New NCCoE building blocks for email security and PIV credentials
NIST's National Cybersecurity Center of Excellence (NCCoE) has proposed two new building blocks, one to help organizations improve the security of email, the other to enable mobile devices to provide security services based on personal identity verification (PIV) credentials. PIV cards (as they are known in the federal government) and other so-called smart card identity credentials contain computer chips that can receive, store, and transmit information securely. They are currently used in conjunction with a card reader to ensure authorized access to computer systems, certify emails, or provide an additional layer of security for physical access to facilities.
The NCCoE invites the public to comment on the draft documents. The comment period for each is open until August 14, 2015.
The NCCoE addresses businesses' most pressing cybersecurity problems with practical, standards-based solutions using commercially available technologies. The NCCoE collaborates with industry, academic and government experts to build modular, open, end-to-end reference designs that are broadly applicable and repeatable.

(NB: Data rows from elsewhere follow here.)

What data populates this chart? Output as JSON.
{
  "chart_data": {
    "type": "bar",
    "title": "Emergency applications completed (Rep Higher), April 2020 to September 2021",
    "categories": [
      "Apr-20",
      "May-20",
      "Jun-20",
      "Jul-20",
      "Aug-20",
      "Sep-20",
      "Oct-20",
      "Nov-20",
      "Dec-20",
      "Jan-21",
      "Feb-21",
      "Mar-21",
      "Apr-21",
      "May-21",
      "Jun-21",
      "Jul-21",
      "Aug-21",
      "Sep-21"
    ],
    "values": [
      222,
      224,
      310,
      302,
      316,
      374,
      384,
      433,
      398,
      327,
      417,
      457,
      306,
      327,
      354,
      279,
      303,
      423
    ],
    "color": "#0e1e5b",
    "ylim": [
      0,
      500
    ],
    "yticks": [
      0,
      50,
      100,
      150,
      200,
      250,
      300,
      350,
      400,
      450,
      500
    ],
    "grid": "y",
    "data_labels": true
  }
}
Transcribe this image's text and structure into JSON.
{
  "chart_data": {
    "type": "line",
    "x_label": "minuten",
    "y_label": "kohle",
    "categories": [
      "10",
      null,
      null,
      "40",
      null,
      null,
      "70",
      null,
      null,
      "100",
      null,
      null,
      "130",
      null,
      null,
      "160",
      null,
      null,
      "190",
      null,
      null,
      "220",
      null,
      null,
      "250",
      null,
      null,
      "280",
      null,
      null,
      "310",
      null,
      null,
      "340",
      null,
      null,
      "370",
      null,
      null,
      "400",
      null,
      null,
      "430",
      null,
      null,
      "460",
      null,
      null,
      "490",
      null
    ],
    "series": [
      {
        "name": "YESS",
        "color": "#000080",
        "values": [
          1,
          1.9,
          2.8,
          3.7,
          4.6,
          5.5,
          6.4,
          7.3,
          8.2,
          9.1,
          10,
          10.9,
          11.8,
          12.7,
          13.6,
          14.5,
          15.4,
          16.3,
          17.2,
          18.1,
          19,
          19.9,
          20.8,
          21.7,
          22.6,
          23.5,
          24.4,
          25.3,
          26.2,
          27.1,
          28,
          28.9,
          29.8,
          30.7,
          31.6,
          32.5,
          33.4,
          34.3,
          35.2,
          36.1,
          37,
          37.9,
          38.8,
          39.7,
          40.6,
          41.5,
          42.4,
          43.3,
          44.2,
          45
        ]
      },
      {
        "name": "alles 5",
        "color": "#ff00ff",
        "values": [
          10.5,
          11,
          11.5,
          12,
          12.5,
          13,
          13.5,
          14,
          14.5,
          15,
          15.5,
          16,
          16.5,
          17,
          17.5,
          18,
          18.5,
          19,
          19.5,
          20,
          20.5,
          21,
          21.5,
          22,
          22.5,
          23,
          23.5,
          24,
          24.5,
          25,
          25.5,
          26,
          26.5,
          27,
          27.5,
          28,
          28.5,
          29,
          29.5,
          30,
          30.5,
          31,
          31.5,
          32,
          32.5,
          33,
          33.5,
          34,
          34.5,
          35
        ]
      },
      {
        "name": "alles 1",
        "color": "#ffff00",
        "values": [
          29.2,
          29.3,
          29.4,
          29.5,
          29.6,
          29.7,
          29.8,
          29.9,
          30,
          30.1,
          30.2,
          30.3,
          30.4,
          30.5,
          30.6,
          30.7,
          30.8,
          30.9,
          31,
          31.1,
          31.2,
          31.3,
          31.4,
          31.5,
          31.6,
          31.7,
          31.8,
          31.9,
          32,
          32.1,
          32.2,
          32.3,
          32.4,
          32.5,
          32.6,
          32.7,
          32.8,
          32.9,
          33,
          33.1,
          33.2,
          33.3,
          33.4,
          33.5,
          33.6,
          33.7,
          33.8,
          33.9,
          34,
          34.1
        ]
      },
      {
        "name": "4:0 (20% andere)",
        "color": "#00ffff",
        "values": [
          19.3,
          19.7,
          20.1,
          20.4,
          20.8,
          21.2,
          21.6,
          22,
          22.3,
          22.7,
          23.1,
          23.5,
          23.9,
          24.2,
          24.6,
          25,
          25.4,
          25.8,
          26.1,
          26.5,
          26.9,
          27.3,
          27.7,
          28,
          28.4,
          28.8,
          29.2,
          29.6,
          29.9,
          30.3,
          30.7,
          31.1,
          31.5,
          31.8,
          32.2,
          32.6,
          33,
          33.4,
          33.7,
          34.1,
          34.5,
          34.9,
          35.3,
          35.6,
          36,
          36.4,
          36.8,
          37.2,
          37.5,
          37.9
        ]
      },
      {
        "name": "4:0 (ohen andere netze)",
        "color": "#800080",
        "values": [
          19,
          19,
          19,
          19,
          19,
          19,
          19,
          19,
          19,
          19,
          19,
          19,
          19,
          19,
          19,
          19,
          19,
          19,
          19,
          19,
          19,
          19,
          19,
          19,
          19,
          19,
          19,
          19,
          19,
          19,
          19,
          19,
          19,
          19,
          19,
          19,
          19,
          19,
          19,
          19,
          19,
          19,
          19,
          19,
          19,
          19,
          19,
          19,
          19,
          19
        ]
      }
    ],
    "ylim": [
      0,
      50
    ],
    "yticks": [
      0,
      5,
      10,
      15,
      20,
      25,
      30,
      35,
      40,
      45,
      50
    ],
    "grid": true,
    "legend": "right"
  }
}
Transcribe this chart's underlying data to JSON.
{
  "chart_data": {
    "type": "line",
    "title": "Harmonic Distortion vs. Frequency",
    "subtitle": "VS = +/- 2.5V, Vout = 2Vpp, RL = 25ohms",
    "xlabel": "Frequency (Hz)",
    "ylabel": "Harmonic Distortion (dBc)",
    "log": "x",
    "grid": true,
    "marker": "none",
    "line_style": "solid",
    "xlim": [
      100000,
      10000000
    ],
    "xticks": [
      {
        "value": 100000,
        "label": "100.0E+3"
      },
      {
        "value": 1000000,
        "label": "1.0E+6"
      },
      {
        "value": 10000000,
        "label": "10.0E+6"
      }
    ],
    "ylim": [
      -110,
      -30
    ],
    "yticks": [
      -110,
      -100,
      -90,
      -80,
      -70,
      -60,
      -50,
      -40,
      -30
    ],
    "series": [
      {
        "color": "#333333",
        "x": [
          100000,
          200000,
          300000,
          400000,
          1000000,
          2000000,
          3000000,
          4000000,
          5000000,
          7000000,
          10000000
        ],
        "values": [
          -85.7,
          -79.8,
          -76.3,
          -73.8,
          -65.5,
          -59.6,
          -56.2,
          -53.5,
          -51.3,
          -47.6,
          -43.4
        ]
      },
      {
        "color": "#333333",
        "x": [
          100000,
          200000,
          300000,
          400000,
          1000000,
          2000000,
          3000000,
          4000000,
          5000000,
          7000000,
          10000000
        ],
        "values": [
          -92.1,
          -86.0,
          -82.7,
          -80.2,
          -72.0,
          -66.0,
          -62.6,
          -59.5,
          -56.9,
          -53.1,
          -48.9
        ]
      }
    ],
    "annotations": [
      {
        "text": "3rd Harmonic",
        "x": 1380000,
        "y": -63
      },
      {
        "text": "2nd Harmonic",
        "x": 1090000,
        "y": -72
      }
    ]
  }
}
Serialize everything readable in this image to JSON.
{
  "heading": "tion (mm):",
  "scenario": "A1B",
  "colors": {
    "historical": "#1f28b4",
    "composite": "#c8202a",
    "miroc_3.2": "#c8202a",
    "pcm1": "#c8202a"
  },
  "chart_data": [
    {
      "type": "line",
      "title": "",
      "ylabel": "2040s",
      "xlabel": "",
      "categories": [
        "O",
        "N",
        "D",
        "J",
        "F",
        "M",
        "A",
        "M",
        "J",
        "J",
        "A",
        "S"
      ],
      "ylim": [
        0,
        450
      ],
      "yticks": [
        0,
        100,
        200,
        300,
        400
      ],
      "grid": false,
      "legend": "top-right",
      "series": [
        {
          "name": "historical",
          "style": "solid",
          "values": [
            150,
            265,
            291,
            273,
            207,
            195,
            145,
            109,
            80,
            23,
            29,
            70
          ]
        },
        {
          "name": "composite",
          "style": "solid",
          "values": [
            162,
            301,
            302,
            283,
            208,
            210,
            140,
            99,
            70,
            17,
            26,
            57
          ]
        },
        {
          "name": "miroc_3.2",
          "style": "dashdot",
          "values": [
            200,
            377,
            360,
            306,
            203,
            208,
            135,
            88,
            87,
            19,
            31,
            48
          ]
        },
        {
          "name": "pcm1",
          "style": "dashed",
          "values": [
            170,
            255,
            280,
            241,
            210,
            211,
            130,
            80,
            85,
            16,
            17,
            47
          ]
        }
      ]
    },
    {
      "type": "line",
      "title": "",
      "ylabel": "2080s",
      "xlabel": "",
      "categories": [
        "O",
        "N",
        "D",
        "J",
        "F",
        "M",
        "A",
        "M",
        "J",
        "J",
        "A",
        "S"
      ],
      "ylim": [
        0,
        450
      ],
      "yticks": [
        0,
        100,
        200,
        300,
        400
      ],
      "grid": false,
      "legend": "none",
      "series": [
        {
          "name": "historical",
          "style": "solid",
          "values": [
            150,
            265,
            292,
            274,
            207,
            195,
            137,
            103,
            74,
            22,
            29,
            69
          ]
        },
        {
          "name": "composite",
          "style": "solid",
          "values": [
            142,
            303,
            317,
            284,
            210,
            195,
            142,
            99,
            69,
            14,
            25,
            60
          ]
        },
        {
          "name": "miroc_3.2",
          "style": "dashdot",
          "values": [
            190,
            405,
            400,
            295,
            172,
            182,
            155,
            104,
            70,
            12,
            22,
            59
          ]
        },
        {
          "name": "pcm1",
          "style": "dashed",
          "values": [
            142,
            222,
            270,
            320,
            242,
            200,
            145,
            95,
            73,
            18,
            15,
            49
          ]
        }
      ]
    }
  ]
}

Building blocks are example cybersecurity implementations that apply to multiple industry sectors and will be incorporated into many of the center's sector-specific use cases. The NCCoE's work to develop building blocks results in NIST Cybersecurity Practice Guides (Special Publication series 1800), publicly available descriptions of the practical steps needed to implement a cybersecurity reference design.
The draft building block "Domain Name System-Based Security for Electronic Mail" proposes using the Domain Name System (DNS) -Based Authentication of Named Entities (DANE) protocol to help prevent unauthorized parties from reading or modifying an organization's email, or using it as a vector for malware.
The draft secure email building block document can be viewed at nccoe.nist.gov/dnssecuredemail . Comments should be submitted to email@example.com by August 14, 2015.
The draft building block "Derived Personal Identity Verification (PIV) Credentials" proposes a way to enable mobile devices, which lack card readers, to make use of two-factor authentication (information derived from a PIV card or other smart card, plus a password), a more secure method than relying on a password alone. Mobile device users, then, can benefit from the same level of security that users of desktop computers and card readers have. While PIV is a federal credential, the technology can be employed in the private sector as well.